The private/personal synonyms have much in common with the complicated/complex pair. In both cases, the pair shares an antonym -- "public" for the former, "simple" for the latter -- and within each pair is a subtle separation by connotation.
Private is from the Latin privatus, "apart from the state," its meaning extended to "belonging to the individual or interest and not owned by any government." As a noun, privacy has a good connotation (keep out of my computer, you prying cookie). As an adjective, however, private is often associated in political discourse with "the truly greedy," as in "private developers." Consequently, liberals deride the idea of setting aside a portion of the payroll tax destined for Social Security as the dreaded privatization, while conservatives like to call that percentage set aside a "personal retirement account."

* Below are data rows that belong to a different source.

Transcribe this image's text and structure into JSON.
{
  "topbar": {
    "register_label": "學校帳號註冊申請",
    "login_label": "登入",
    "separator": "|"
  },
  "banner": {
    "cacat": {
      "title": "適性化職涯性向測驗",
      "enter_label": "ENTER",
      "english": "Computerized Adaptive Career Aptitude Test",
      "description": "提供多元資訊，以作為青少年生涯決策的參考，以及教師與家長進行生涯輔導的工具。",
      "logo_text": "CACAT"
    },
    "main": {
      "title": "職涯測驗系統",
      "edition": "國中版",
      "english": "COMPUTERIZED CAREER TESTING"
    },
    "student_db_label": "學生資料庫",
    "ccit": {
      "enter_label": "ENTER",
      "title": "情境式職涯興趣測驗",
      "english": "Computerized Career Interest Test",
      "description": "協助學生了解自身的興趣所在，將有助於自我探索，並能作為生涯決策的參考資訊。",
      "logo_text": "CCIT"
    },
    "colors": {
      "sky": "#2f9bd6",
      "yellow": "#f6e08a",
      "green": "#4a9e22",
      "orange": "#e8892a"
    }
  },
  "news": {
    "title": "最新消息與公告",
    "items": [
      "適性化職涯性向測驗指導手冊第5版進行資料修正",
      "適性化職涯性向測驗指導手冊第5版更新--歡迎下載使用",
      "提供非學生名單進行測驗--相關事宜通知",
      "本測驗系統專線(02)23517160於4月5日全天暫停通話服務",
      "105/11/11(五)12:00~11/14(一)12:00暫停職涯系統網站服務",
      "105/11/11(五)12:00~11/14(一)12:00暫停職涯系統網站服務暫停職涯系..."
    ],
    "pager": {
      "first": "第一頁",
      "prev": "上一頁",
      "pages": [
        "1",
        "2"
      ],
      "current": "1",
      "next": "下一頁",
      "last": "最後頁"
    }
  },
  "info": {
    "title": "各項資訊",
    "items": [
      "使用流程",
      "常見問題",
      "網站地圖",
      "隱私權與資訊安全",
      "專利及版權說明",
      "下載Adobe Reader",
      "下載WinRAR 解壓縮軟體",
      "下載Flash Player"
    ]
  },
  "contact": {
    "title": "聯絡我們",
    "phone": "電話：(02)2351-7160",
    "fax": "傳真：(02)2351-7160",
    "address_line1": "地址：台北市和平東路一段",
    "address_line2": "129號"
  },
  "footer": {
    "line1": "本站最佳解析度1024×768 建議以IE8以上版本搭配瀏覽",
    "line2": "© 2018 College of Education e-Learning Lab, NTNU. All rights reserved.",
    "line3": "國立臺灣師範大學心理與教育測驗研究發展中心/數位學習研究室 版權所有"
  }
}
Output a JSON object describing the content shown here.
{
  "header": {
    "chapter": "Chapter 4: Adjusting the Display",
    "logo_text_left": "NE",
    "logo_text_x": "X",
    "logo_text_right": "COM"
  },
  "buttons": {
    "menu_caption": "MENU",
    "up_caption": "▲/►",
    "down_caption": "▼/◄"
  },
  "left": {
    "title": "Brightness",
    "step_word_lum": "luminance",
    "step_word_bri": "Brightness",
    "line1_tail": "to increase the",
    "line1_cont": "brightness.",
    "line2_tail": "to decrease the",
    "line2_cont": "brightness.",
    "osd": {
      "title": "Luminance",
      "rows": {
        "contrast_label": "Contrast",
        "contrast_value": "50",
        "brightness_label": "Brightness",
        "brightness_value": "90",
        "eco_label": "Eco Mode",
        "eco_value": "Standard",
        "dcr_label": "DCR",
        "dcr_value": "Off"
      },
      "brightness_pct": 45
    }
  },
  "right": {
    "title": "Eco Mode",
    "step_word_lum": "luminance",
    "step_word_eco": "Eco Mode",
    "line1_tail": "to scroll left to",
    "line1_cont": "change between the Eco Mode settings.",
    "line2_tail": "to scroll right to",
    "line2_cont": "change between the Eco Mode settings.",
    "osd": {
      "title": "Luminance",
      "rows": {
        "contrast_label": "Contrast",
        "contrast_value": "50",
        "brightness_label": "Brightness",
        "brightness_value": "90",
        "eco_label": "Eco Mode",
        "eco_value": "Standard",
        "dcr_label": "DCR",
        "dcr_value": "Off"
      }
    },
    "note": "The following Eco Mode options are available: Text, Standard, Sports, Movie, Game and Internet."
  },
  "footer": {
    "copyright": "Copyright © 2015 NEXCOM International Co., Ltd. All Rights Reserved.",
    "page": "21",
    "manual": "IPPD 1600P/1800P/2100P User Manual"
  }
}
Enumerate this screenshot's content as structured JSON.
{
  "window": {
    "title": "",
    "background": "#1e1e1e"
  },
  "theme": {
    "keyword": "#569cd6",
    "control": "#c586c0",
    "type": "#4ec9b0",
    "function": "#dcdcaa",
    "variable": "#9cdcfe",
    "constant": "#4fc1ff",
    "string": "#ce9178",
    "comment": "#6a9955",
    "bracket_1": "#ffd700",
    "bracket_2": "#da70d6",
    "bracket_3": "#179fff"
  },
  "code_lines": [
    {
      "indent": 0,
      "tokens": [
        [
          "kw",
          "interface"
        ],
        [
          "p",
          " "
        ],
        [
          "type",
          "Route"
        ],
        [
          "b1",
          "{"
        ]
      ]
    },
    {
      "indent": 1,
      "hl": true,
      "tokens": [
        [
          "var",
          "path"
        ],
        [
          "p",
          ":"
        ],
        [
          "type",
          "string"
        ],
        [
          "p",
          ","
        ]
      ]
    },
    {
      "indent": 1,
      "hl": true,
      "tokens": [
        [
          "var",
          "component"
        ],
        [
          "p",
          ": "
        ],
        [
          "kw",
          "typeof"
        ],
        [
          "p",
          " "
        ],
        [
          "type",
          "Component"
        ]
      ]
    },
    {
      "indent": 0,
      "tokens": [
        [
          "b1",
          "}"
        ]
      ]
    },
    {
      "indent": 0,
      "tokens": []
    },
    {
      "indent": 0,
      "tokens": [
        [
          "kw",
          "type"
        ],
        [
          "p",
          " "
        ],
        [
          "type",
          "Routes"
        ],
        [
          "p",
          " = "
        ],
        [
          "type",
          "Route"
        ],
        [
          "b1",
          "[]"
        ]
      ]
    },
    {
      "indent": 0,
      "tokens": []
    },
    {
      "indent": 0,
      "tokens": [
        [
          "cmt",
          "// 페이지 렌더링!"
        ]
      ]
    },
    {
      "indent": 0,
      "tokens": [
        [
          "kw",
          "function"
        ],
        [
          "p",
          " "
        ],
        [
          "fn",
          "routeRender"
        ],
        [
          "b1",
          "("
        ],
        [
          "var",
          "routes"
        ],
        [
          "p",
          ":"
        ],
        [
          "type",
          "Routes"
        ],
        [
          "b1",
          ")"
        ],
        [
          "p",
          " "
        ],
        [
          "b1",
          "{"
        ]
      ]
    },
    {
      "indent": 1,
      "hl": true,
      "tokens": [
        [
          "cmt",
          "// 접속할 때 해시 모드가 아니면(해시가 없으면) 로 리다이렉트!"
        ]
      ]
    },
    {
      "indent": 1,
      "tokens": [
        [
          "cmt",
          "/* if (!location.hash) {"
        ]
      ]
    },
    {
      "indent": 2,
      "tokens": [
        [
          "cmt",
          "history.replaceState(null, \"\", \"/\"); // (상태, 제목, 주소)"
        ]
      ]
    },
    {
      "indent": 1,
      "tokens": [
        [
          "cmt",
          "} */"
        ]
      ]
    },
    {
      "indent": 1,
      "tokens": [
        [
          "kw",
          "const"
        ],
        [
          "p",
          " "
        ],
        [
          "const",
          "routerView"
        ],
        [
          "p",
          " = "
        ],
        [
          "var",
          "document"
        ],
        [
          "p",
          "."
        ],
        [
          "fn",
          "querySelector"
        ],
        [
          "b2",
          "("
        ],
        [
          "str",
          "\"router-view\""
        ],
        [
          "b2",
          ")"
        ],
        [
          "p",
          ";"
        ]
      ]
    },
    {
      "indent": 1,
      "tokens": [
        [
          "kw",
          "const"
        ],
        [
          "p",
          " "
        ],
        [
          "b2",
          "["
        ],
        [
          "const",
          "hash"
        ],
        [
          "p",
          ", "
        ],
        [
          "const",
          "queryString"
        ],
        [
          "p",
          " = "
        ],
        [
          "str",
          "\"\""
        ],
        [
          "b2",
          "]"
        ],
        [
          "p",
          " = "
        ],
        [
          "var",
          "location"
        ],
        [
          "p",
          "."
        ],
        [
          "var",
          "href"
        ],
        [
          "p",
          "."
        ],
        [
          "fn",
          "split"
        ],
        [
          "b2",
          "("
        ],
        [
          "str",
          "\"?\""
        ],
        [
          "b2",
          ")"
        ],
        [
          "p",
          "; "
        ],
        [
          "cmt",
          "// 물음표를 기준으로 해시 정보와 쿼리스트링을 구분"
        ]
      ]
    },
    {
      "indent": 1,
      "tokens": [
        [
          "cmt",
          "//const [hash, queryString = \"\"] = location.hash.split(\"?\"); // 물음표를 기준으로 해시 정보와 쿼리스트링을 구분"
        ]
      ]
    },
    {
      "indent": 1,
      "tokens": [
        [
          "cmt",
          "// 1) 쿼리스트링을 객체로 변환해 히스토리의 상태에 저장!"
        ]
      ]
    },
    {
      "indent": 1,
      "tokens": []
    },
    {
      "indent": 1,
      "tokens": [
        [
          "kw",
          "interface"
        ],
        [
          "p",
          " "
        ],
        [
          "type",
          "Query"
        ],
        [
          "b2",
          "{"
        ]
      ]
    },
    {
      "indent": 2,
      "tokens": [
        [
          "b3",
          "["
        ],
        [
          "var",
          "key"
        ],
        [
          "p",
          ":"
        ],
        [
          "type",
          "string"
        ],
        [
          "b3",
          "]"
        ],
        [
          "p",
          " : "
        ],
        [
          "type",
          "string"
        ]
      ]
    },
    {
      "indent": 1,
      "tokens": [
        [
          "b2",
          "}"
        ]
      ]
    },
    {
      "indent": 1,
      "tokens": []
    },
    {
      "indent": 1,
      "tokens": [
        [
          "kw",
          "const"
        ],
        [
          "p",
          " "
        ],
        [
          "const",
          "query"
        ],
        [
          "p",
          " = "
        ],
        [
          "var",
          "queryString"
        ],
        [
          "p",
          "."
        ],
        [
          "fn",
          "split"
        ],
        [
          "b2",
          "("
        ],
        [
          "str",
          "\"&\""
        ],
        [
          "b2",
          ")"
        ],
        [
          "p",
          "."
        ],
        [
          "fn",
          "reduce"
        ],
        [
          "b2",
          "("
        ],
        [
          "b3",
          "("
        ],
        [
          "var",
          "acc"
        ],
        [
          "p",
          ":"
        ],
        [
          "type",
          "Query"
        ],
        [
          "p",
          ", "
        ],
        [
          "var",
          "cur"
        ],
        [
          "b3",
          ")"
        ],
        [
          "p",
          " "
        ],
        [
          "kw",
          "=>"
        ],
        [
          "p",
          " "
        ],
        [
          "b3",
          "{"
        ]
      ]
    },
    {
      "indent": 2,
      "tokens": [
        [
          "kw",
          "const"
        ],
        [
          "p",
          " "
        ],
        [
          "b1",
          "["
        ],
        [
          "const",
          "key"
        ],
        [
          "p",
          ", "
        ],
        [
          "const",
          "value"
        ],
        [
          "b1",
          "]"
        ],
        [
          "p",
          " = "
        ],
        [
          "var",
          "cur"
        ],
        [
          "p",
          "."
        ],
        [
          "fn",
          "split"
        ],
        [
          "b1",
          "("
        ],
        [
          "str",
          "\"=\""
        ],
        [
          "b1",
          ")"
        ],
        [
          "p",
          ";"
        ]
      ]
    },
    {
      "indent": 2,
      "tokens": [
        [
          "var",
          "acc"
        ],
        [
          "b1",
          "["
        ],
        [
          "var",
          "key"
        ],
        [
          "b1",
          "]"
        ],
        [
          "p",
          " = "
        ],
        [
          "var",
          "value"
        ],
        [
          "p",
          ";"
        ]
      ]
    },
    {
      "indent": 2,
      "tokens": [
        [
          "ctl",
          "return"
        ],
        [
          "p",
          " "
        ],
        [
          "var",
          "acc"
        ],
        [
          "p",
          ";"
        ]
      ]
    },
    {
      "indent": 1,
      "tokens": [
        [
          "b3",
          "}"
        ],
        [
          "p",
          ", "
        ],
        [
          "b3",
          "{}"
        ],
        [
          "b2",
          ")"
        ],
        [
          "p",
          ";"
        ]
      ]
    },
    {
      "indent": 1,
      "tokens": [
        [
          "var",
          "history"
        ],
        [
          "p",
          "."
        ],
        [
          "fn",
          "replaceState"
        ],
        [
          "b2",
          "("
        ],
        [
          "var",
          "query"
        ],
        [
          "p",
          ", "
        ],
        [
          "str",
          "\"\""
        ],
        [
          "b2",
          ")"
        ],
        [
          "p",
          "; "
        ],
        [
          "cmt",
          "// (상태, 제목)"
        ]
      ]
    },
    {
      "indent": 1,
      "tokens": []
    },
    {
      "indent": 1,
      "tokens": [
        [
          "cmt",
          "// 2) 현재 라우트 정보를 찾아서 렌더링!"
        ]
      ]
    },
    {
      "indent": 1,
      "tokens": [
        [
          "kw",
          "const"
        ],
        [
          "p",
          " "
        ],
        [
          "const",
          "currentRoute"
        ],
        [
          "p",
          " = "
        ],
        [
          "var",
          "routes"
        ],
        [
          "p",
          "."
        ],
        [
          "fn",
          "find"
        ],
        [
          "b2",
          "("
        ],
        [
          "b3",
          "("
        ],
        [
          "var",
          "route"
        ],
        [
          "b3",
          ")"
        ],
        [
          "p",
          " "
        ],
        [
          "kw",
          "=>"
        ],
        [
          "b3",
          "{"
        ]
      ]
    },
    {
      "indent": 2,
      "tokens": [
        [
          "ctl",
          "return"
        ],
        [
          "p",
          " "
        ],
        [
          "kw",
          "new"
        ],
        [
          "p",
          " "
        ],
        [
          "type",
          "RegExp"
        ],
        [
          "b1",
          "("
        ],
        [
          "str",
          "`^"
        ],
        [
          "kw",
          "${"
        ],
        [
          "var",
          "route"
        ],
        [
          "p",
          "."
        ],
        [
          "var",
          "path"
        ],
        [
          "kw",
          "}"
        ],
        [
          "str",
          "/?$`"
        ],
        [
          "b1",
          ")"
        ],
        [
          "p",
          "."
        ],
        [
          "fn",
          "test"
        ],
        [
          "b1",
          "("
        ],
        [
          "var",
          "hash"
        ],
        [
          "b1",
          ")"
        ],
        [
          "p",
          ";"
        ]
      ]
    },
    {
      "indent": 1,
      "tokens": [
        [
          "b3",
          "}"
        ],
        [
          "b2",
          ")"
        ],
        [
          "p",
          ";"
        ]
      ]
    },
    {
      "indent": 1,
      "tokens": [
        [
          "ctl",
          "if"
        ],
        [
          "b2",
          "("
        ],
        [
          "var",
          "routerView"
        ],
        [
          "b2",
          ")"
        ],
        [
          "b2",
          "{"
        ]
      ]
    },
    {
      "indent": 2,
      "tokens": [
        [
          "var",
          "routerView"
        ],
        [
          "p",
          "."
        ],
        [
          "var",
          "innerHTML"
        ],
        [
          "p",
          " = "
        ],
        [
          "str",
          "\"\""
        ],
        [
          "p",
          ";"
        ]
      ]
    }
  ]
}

Personal probably comes from the Etruscan phersu, "mask," from which we get persona, an assumed character or "image." With the rise of interest in the person, individual or self, personal took on an intimate character: We enjoy e-mail's personal correspondence on our personal digital assistants and grunt happily if wearily at the behest of our personal trainers.
In a word, personal is in; impersonal can be an insult, and private -- especially in its verb form as privatize -- has more enemies in the media than friends.
Nearly near there
"You have ruled out tax cuts," a reporter said to the president, "and no cuts in benefits for the retired and the near retired." Then came the semantic zinger: "What, in your mind, is `near retired'?"
Bush half-answered that with a reference to "our seniors," but let me deal with the dropping of the adverbial -ly and the overuse of near as a combining form.
It became controversial with near miss, a nonsensical version of near thing; some of us patiently but uselessly pointed out that the writer meant "near hit." Near miss has since entrenched itself as an idiom. (Idioms is idioms, and I could care less.) The above-mentioned Vlad the Impaler refers to Russian speakers in the nations that broke away from the Soviet Union as the near abroad. And now we have Bush's near retired, presumably but not decidedly people approaching their 60s.
Two paragraphs back, today's column was near finished. The compound nouns are chasing the adverbs out of the language.